Эта семья жила в квартире из двенадцати комнат. На кухне дежурил городовой, не то в качестве охраны, не то связного. Папа — правитель канцелярии одесского градоначальника, для не столичного масштаба чиновник весьма высокопоставленный. Я не могу вспомнить, с кем я дружил в этой семье: мальчиков моих лет там не было… С девочками? Их было две: Леля и Валя. Как бы там ни было, я бывал в этом доме часто, по всей вероятности, просто в качестве сына человека, к дружбе с которым снисходил сановный глава дома.
Главу звали Владимир Васильевич Орлов. Это был сильно потрепанный мужчина, с пухлым, бледным, отечным лицом, на котором под самым носом топорщились, может быть даже и крашеные, усы. Было на лице и пенсне — и все вместе приводило к сходству с Ласкером. Он ходил, загибая носки внутрь, этот человек, — и, если можно так выразиться, походка у него была какая-то нечистоплотная, как будто он почесывался на ходу, как будто постоянно вдвигал обратно в рукава вылезавшие оттуда манжеты… Пожалуй, именно таких господ видел перед собой Чехов — наскучивших жить бар, еще думающих, что они любят покушать, еще думающих, что они чудаки, а на самом деле…
А на самом деле, что за характеристика! Какое мне дело, в конце концов, до нравственного и исторического облика человека, который мне нравился тогда, в детстве, и которому нравился я, который кидал мне дружественно со своего места к моему через весь стол шоколадные конфеты, который первым пришел в наш дом, когда умерла моя сестра. Пришел в пальто, кривобокий от своей забирающей внутрь походки, немного поперек себя шире, с усами, поднятыми от огорчения под самый нос, с покрасневшим и взмокшим пенсне — пришел и стал в дверях комнаты, где лежала только что умершая девушка, — и стал так сериозно и так молчаливо, что так и стоит в моей памяти и по сей день.
Квартира о двенадцати комнатах, городовой на кухне… О, как это действовало на мысль, как сложно действовало, как хотелось все же бывать в этой квартире!
Мы его смертельно боялись. Он иногда появлялся на мгновение в нескольких окнах — в одном, в другом, в третьем… Эго он шел по коридору своей квартиры, пока мы толпились во дворе.

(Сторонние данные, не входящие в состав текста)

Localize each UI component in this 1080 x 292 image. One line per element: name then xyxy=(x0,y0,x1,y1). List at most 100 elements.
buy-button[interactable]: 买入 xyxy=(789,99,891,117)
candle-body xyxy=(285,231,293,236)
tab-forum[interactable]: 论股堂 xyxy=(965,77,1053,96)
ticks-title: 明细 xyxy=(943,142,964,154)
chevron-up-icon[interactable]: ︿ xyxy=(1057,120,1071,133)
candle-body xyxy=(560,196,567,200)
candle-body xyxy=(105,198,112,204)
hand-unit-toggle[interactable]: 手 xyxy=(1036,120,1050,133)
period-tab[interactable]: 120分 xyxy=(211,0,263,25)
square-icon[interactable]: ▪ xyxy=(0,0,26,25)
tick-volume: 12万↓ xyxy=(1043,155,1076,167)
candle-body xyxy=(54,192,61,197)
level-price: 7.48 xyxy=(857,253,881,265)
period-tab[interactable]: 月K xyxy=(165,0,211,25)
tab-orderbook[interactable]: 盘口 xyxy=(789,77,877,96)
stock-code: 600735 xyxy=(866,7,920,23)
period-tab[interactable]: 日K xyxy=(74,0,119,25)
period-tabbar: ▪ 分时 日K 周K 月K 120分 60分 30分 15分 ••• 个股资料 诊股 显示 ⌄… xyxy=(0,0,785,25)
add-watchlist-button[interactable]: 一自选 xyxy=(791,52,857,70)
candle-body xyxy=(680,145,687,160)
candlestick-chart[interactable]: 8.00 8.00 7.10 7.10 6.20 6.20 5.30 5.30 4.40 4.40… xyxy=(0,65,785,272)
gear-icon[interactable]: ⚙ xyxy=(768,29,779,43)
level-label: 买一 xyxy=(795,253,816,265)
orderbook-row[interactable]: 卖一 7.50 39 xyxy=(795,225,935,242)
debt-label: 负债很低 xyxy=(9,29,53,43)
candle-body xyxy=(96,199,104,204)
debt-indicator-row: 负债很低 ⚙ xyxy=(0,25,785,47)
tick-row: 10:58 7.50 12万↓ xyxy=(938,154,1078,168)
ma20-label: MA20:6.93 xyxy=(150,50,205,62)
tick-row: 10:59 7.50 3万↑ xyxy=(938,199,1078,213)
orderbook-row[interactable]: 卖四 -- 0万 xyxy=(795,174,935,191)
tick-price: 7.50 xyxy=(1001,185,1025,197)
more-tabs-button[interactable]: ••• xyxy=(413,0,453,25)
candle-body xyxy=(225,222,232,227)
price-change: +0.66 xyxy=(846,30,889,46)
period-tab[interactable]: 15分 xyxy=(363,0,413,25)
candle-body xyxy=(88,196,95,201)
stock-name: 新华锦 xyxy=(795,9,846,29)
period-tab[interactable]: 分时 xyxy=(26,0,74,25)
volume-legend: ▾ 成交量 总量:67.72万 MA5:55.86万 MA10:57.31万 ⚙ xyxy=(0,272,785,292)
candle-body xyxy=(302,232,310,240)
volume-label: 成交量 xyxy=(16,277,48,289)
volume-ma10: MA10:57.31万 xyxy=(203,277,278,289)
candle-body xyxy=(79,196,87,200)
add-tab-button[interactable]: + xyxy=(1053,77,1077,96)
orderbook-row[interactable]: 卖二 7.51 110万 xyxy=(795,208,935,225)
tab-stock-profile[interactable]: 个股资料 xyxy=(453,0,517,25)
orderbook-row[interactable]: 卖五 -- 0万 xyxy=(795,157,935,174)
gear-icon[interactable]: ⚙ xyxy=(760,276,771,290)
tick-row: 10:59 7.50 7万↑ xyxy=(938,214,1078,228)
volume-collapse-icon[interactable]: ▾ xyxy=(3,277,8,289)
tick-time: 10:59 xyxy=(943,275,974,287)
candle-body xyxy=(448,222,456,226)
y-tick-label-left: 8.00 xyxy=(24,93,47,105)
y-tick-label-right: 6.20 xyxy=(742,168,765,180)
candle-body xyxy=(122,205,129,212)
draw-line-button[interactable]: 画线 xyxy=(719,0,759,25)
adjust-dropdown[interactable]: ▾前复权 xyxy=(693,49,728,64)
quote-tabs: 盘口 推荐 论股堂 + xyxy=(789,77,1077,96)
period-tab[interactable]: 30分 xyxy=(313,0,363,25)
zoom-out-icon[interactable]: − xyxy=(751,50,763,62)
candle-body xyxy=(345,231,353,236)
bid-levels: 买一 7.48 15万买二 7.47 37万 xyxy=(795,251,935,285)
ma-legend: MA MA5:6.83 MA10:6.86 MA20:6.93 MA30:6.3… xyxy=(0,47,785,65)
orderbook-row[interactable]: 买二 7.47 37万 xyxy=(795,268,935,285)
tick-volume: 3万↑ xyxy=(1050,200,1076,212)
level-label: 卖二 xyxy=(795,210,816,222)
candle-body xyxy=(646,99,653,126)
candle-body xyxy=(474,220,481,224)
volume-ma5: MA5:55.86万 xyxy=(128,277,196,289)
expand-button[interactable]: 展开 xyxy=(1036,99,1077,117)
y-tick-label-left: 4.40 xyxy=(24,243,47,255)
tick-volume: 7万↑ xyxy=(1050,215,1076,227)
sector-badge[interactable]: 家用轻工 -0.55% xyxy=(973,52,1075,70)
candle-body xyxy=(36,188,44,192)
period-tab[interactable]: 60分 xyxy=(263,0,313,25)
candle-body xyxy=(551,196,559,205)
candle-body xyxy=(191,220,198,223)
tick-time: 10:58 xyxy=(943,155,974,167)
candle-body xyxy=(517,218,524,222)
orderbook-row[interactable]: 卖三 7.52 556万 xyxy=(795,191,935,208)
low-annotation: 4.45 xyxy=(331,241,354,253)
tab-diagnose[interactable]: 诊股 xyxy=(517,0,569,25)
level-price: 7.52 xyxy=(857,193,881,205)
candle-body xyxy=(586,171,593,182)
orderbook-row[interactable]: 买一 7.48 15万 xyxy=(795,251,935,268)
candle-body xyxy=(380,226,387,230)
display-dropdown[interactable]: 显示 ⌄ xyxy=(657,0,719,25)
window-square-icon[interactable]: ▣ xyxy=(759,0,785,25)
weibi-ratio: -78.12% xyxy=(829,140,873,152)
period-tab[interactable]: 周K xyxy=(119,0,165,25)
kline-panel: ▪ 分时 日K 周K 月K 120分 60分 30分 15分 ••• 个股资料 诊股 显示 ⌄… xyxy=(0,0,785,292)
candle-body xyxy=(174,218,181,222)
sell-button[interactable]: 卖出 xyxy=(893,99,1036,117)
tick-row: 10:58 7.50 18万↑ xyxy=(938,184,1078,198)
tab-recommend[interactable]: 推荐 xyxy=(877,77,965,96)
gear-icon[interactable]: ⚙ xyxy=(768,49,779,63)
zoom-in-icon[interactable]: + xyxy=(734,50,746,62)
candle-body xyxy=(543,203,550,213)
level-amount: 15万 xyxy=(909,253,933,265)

Я помню какие-то балясины, тонущие в траве… Может быть, это были перила террасы? И там, говорили, живет старая дама, у которой много кошек. Ни старой дамы, ни кошек я не видел. Мы туда не подходили — близко к дому.
Особенно значительным он становился в сумерки, когда бывало наиболее страшно, что вдруг появятся кошки и старая дама. Одно из окон на повороте цоколя серо, как после дождя, поблескивало над садом…
Мы возвратились втроем, как и ушли, — я, бабушка, сестра; возвратились из парка, куда ушли гулять, как и каждый день; ничего не произошло неприятного… И вместе с тем я стою посреди комнаты, в которой только что очутился, растерянный, с сердцем, наполненным неизвестным мне до тех пор чувством.
Там, в парке, бабушка читала нам сказку о драконе и о принце, добывающем живую и мертвую воду.
Дракон по-польски — смок.
Он преграждал дорогу к живой и мертвой воде, этот смок. О, как хорошо я слышу это звучащее из невероятной дали слово — смок! О, как явственно вижу я себя, чуть не оглядывающегося на это летающее вокруг меня слово.
Все в этот день происходило среди падающих листьев, так что среди падающих листьев происходила и наша Одиссея.
Мы то и дело следили то за одним, то за другим проплывавшим поблизости листом. Иногда, когда они проплывали возле лица, я слышал, как они поскрипывают. Тогда я не подумал, что они скрипят, как корабли, это мне теперь приходит в голову. А впрочем, может быть, я и тогда подумал об этом!
Некоторые, если бы их рассматривать распластанными, были бы похожи на готические соборы.
Они неслись на нас из голубого неба, цепляясь за подоконники и меняя направление.